Se, como vimos, o vencimento imediato das prestações cujo prazo ainda se não venceu constitui um benefício que a lei concede - mas não impõe - ao credor, não prescindindo consequentemente de interpelação ao devedor, o Banco Exequente não estava dispensado da legal comunicação, também aos fiadores. "
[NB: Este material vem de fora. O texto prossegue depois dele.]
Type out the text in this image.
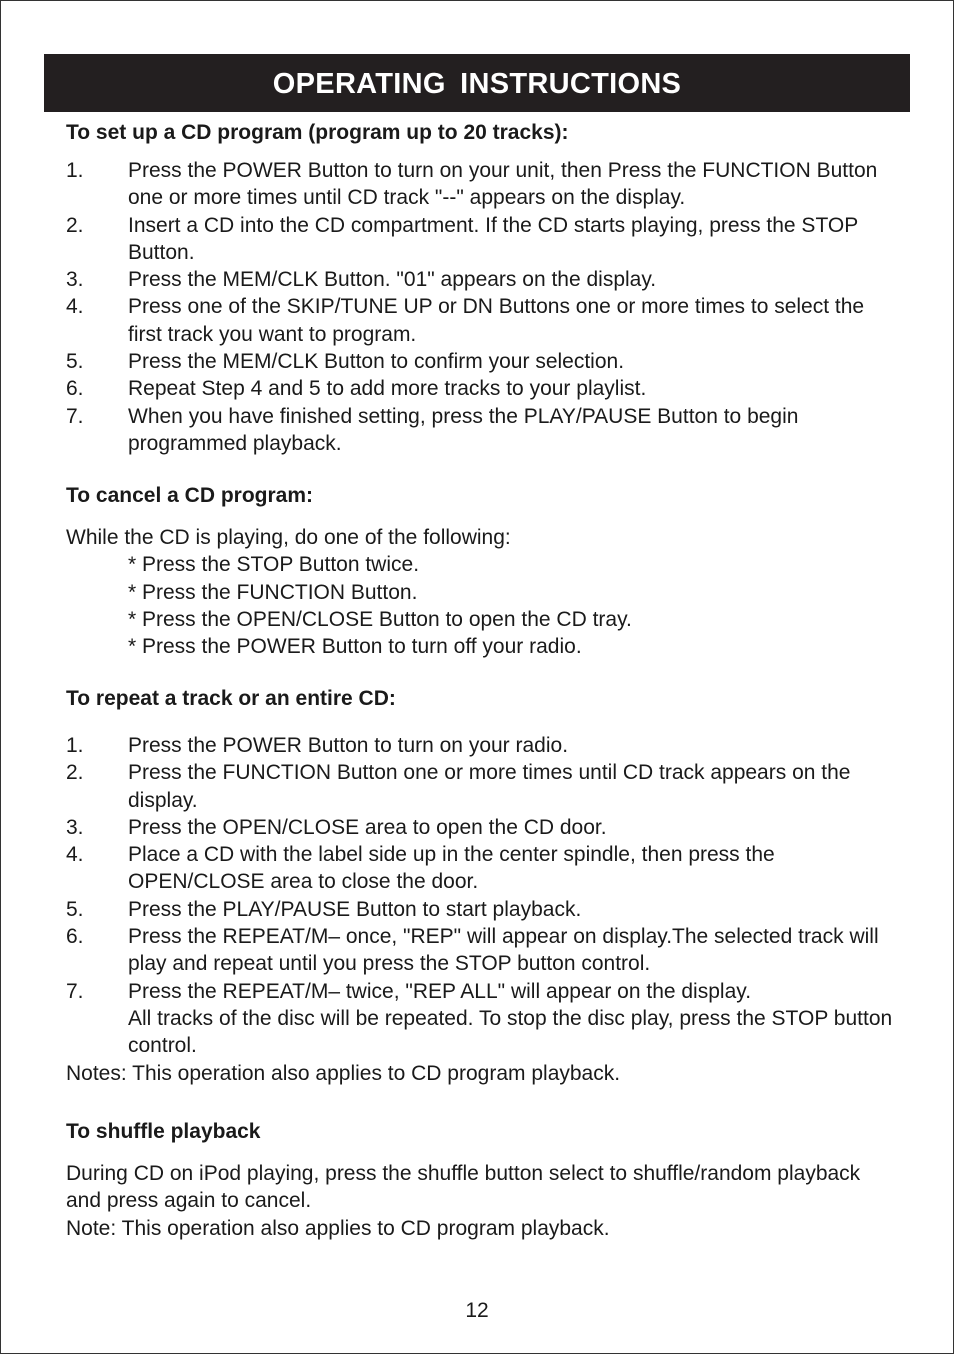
OPERATING INSTRUCTIONS
To set up a CD program (program up to 20 tracks):
1.	Press the POWER Button to turn on your unit, then Press the FUNCTION Button one or more times until CD track "--" appears on the display.
2.	Insert a CD into the CD compartment. If the CD starts playing, press the STOP Button.
3.	Press the MEM/CLK Button. "01" appears on the display.
4.	Press one of the SKIP/TUNE UP or DN Buttons one or more times to select the first track you want to program.
5.	Press the MEM/CLK Button to confirm your selection.
6.	Repeat Step 4 and 5 to add more tracks to your playlist.
7.	When you have finished setting, press the PLAY/PAUSE Button to begin programmed playback.
To cancel a CD program:
While the CD is playing, do one of the following:
* Press the STOP Button twice.
* Press the FUNCTION Button.
* Press the OPEN/CLOSE Button to open the CD tray.
* Press the POWER Button to turn off your radio.
To repeat a track or an entire CD:
1.	Press the POWER Button to turn on your radio.
2.	Press the FUNCTION Button one or more times until CD track appears on the display.
3.	Press the OPEN/CLOSE area to open the CD door.
4.	Place a CD with the label side up in the center spindle, then press the OPEN/CLOSE area to close the door.
5.	Press the PLAY/PAUSE Button to start playback.
6.	Press the REPEAT/M– once, "REP" will appear on display.The selected track will play and repeat until you press the STOP button control.
7.	Press the REPEAT/M– twice, "REP ALL" will appear on the display.
All tracks of the disc will be repeated. To stop the disc play, press the STOP button control.
Notes: This operation also applies to CD program playback.
To shuffle playback
During CD on iPod playing, press the shuffle button select to shuffle/random playback and press again to cancel.
Note: This operation also applies to CD program playback.
12
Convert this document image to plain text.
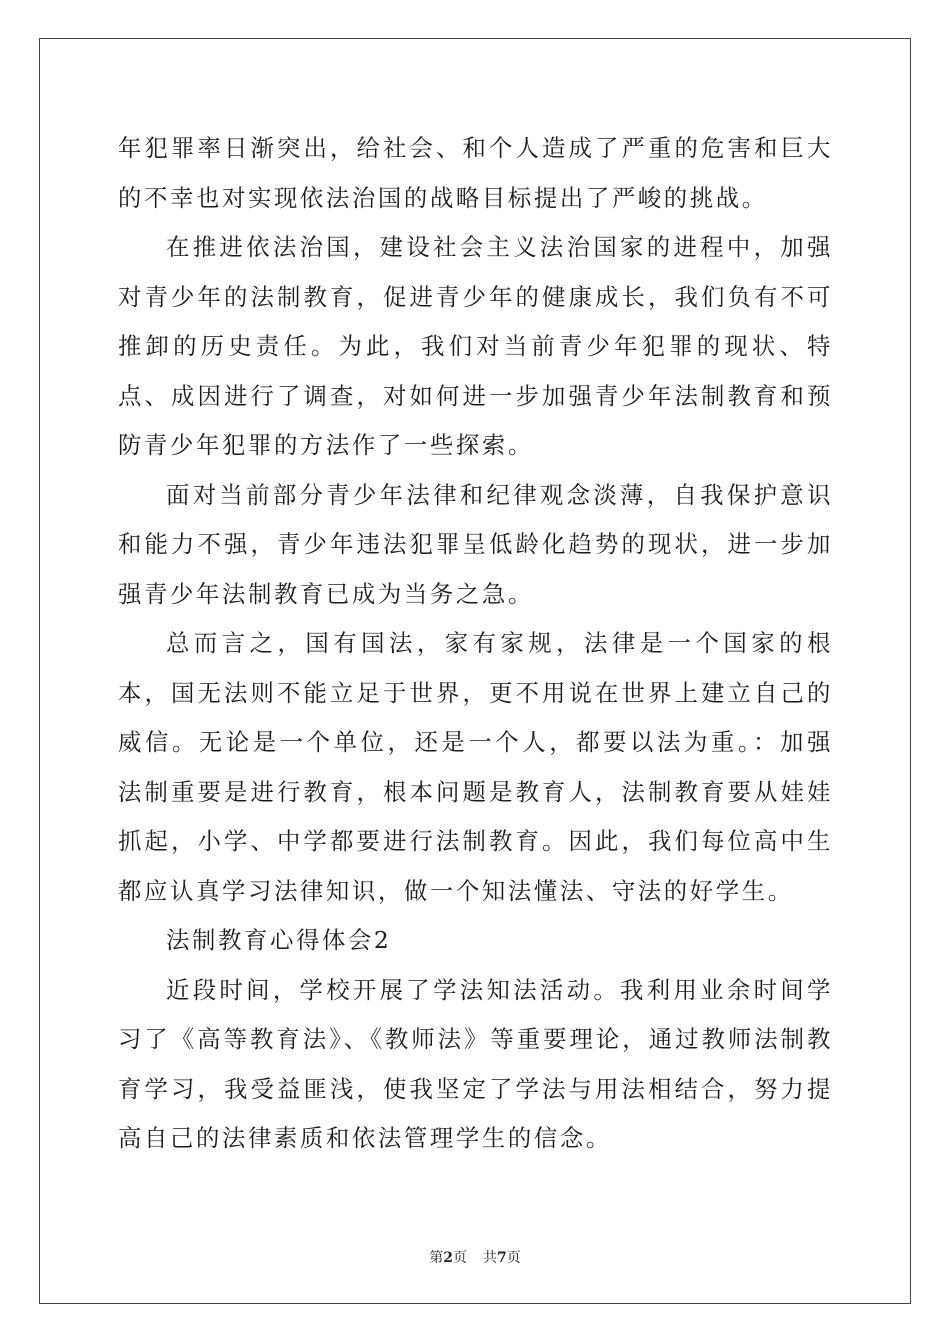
年犯罪率日渐突出，给社会、和个人造成了严重的危害和巨大的不幸也对实现依法治国的战略目标提出了严峻的挑战。

在推进依法治国，建设社会主义法治国家的进程中，加强对青少年的法制教育，促进青少年的健康成长，我们负有不可推卸的历史责任。为此，我们对当前青少年犯罪的现状、特点、成因进行了调查，对如何进一步加强青少年法制教育和预防青少年犯罪的方法作了一些探索。

面对当前部分青少年法律和纪律观念淡薄，自我保护意识和能力不强，青少年违法犯罪呈低龄化趋势的现状，进一步加强青少年法制教育已成为当务之急。

总而言之，国有国法，家有家规，法律是一个国家的根本，国无法则不能立足于世界，更不用说在世界上建立自己的威信。无论是一个单位，还是一个人，都要以法为重。：加强法制重要是进行教育，根本问题是教育人，法制教育要从娃娃抓起，小学、中学都要进行法制教育。因此，我们每位高中生都应认真学习法律知识，做一个知法懂法、守法的好学生。

法制教育心得体会2

近段时间，学校开展了学法知法活动。我利用业余时间学习了《高等教育法》、《教师法》等重要理论，通过教师法制教育学习，我受益匪浅，使我坚定了学法与用法相结合，努力提高自己的法律素质和依法管理学生的信念。

第2页 共7页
Havendo total correspondência das interpelações efetuadas nestes autos e a realizada na situação analisada no douto acórdão, aí se expõe: "Esta comunicação feita pelo credor é uma interpelação destinada a fazer cessar a mora, que se verificava então relativamente às prestações vencidas desde 2.1.2011, até àquela data e nada mais do que isso. Em lado algum o Banco manifesta vontade de solicitar o vencimento antecipado das prestações ainda não vencidas junto dos fiadores, vencimento antecipado das prestações relativamente às quais fora fixado um prazo contratualmente fixado, que como vimos, não é automático.
Como se pode ler no AC STJ de 10 Maio 2007, "A ausência de automatismo no vencimento antecipado arrasta uma consequência: Só pode levar-se a cabo tal exigência -mormente através de instauração de processo executivo - depois de interpelação ao devedor para cumprir a obrigação de pagamento que então ganhou novos contornos. "
Concluiu-se, portanto, pela exigência de interpelação.
Nestes e sem mais delongas, julga-se inexigível a obrigação, absolvendo-se a executada da ação executiva.
A embargada, porque vencida, suportará as custas devidas - [art° 527°, nºs 1 e 2, do C. P. Civil].
III. DECISÃO
Pelo exposto, julgo os presentes embargos de executado intentados por Maria C contra a sociedade Banco C, S.A., procedentes, termos em que decido absolver aquela da instância executiva.
Custas a cargo da embargada. Registe.
Notifique…”.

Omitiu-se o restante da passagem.